Portanto, do casamento infeliz da filha de Breves, ficou uma neta, que sempre havia morado com os avós maternos e no parecer jurídico em tela, sustentou as qualidades e possibilidades de um futuro tranqüilo e opulento para a criança. Ademais, seus avós foram qualificados como pessoas da mais alta respeitabilidade. Informou ainda que o diplomata italiano havia dissipado o dato da mulher; depois da morte dela, exigiu todas as jóias da falecida, que vendeu e, da mesma forma, dissipou tudo que apurou. E mais, apesar de ter ganhado muito dinheiro por ocasião deste casamento, o diplomata estava atolado em dívidas. Manifestando seu desejo de retirar-se para a Europa, reclamou sua filha. Obviamente, os avós queriam a tutela da neta, desejando dar-lhe uma brilhante educação, e, alegaram ainda, que temia pela saúde da menina, que sofria de contínuos ataques dos nervos. Temia, portanto, pela existência de sua neta.

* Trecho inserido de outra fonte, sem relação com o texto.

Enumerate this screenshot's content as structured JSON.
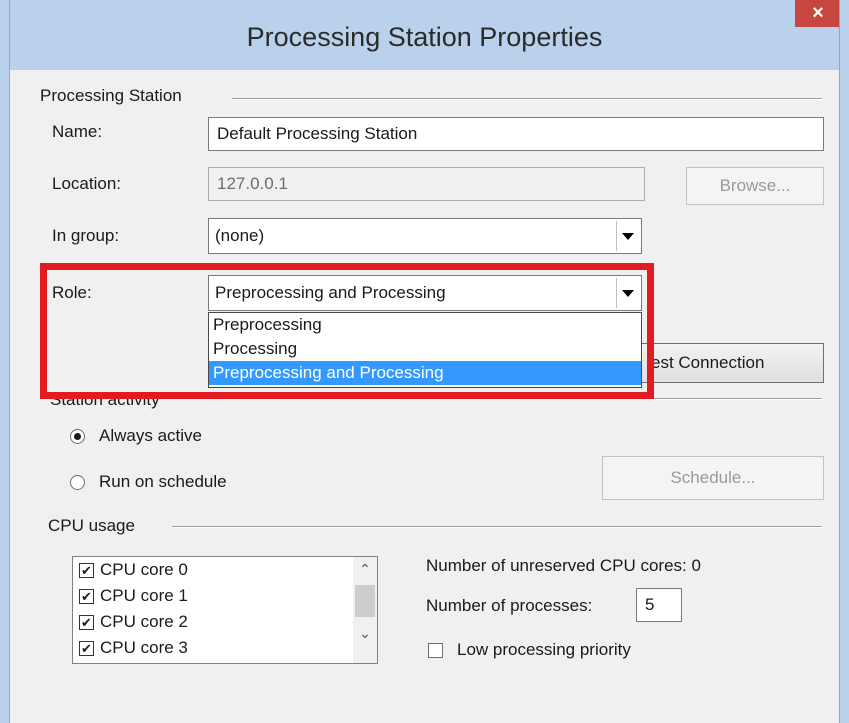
{
  "window": {
    "title": "Processing Station Properties",
    "close_glyph": "×"
  },
  "processing_station": {
    "group_label": "Processing Station",
    "name_label": "Name:",
    "name_value": "Default Processing Station",
    "location_label": "Location:",
    "location_value": "127.0.0.1",
    "browse_label": "Browse...",
    "in_group_label": "In group:",
    "in_group_value": "(none)",
    "role_label": "Role:",
    "role_value": "Preprocessing and Processing",
    "role_options": [
      "Preprocessing",
      "Processing",
      "Preprocessing and Processing"
    ],
    "test_connection_label": "est Connection"
  },
  "station_activity": {
    "group_label": "Station activity",
    "always_active_label": "Always active",
    "run_on_schedule_label": "Run on schedule",
    "schedule_label": "Schedule..."
  },
  "cpu_usage": {
    "group_label": "CPU usage",
    "cores": [
      {
        "label": "CPU core 0",
        "checked": true
      },
      {
        "label": "CPU core 1",
        "checked": true
      },
      {
        "label": "CPU core 2",
        "checked": true
      },
      {
        "label": "CPU core 3",
        "checked": true
      }
    ],
    "unreserved_label": "Number of unreserved CPU cores: 0",
    "processes_label": "Number of processes:",
    "processes_value": "5",
    "low_priority_label": "Low processing priority",
    "check_glyph": "✔"
  },
  "colors": {
    "highlight": "#e21b23",
    "selected_option": "#3399ff",
    "titlebar": "#b9d1ea",
    "close_button": "#c7463f"
  }
}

Os pareceres dos advogados italianos apresentaram todos os itens desfavoráveis ao comendador Breves, sendo o mais importante o efeito do privilégio de extraterritorialidade o diplomata italiano podia ser dispensado de recorrer aos tribunais do país estrangeiro onde residia para reclamar judicialmente a tutela de sua filha. Informaram, ainda, que, pelo direito italiano, e no caso de Breves intentasse litigar nos tribunais italianos pela tutela de sua neta, e mesmo provando a dissipação dos bens herdados e do dote, advertiam ao avô de que, em matéria de direito de família, os tribunais não tinham tradição de interferir em questões de família. Aconselharam, portanto, a Joaquim José de Souza Breves a entrar em acordo com o genro. Ao que tudo indica, pela observação da correspondência diplomática, que o acordo acabou sendo feito, e o diplomata italiano acabou conseguindo outros ganhos de seu sogro. Sem dúvida, seu casamento foi um grande negócio para si.

[...] Deduzimos que o pleito de tutela da neta feita pelo comendador Breves, filha de diplomata italiano, foi resolvido através de um acordo entre as partes. [...] concluímos que, ao contrário de pensarmos na precariedade ou ausência de justiça para os estrangeiros residentes no Brasil em meados do século XIX, devemos considerar que estes dispunham de dispositivos de pressão política, através de suas representações diplomáticas que pressionavam pelos seus direitos.

NEDER, Gizlene. Herança, tutela e questões diplomáticas no Segundo Reinado (1840-1889). 2008 - História, Poder e Sociedade.SBPH - Sociedade Brasileira de Pesquisa Histórica.